Ces nouvelles montres Seiko Prospex Speedtimer viennent de débarquer sur le marché avec une promesse alléchante : six mois d’autonomie grâce à leur technologie solaire, sans jamais avoir à changer de pile. Voilà qui mérite notre attention, surtout quand on mène une vie active et qu’on refuse de passer son temps chez l’horloger.
À 750 euros, ces chronographes solaires ne jouent pas dans la cour des montres d’entrée de gamme. Mais leur proposition de valeur mérite qu’on s’y arrête. Le calibre V192 qui anime ces garde-temps transforme la moindre source lumineuse – naturelle ou artificielle – en énergie. Une fois chargée, votre montre continue de fonctionner pendant six mois complets, même dans l’obscurité totale.
À retenir
- Une autonomie de 6 mois sans recharge : comment Seiko a transformé le quotidien des porteurs?
- Trois cadrans inspirés des tableaux de bord des années 1980 : quels secrets se cachent derrière ces teintes inattendues?
- À 750 euros, cette montre solaire japonaise change-t-elle vraiment la donne face aux chronographes suisses traditionnels?
L’inspiration automobile revisitée

Seiko a puisé son inspiration dans l’âge d’or des voitures de sport, ces années 1980-1990 où l’automobile conjuguait encore élégance et innovation. Les trois nouveaux cadrans – blanc lumineux, rose pâle et vert tendre – évoquent les tableaux de bord analogiques d’époque, quand les constructeurs privilégiaient encore la lisibilité à l’esbroufe numérique.
Cette approche rétro-futuriste fonctionne remarquablement bien. Le diamètre de 39 mm reste dans les standards contemporains sans tomber dans la démesure. Ni trop discrète, ni trop imposante, cette dimension convient parfaitement à des poignets qui ont acquis de la prestance avec l’âge.
Les coloris choisis sortent des sentiers battus. Oubliez le triptyque noir-blanc-bleu qui domine l’horlogerie contemporaine. Ce rose poudré et ce vert sage apportent une fraîcheur bienvenue sans verser dans l’excentricité. Des teintes qui se marient naturellement avec des tenues décontractées comme avec un style plus classique.
La technologie au service de la praticité

Parlons franchement : à notre âge, on apprécie les objets qui simplifient l’existence plutôt que de la compliquer. Cette alimentation solaire élimine l’une des corvées les plus agaçantes de la montre mécanique : le remplacement régulier de la pile. Plus besoin de surveiller l’affaiblissement du mouvement des aiguilles ou de programmer une visite chez l’horloger.

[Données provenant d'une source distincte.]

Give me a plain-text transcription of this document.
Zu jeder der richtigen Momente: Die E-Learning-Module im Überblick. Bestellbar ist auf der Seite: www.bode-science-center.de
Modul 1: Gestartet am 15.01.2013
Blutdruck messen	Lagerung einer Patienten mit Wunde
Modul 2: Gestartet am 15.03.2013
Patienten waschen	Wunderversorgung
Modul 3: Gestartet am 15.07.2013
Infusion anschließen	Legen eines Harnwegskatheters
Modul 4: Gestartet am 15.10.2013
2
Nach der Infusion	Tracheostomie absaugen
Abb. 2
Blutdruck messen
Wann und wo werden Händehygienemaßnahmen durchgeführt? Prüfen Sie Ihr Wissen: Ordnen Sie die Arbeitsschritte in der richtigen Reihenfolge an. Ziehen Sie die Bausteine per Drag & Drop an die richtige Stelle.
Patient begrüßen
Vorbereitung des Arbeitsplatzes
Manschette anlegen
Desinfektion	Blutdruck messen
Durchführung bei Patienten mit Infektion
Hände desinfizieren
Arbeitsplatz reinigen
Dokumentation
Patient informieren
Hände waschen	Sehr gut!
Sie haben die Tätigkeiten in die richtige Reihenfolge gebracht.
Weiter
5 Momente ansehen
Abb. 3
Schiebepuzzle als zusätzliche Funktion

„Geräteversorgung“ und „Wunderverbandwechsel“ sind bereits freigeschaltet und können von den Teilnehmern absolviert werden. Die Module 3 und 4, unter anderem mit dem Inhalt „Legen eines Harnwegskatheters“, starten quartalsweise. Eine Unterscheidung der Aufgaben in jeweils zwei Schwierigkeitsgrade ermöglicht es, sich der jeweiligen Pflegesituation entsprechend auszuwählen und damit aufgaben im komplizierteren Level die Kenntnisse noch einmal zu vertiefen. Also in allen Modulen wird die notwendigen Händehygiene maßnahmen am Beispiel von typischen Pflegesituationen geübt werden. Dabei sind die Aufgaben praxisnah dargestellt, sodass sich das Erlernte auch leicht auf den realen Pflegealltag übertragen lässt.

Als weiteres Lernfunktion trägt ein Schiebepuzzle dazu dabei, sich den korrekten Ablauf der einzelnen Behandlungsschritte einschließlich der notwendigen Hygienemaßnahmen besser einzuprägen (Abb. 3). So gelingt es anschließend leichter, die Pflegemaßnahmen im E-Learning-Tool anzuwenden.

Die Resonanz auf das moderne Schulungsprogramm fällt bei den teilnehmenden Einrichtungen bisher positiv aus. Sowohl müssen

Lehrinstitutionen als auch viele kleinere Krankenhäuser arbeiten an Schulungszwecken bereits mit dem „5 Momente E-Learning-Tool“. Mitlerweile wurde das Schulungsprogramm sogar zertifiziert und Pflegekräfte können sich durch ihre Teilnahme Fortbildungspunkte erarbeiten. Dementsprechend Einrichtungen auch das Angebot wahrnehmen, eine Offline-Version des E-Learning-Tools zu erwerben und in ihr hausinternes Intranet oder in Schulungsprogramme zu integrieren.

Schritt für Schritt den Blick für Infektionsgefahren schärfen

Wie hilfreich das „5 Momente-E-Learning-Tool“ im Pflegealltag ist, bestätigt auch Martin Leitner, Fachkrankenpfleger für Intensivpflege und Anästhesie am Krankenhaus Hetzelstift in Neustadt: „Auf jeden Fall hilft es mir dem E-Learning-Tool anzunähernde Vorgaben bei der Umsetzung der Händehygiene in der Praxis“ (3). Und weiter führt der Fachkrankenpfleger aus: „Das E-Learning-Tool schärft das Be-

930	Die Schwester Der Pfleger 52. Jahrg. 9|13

Le mouvement V192 ne se contente pas de donner l’heure. Ce chronographe propose toutes les fonctions attendues : mesure des temps intermédiaires, remise à zéro instantanée, affichage des heures et minutes écoulées. Des complications utiles pour qui pratique encore le sport ou mesure ses performances lors des activités de plein air.
L’autonomie de six mois change véritablement la donne. Même pendant les longs mois d’hiver où la lumière se fait rare, votre Speedtimer continue sa course sans faiblir. Et dès les premiers rayons du printemps, elle refait le plein d’énergie automatiquement.
Un positionnement astucieux
À 750 euros, Seiko vise juste. Cette gamme de prix évite l’écueil du gadget bon marché tout en restant accessible comparé aux chronographes suisses traditionnels. Pour ce tarif, vous obtenez la fiabilité légendaire de la marque japonaise, une esthétique soignée et cette précieuse autonomie solaire.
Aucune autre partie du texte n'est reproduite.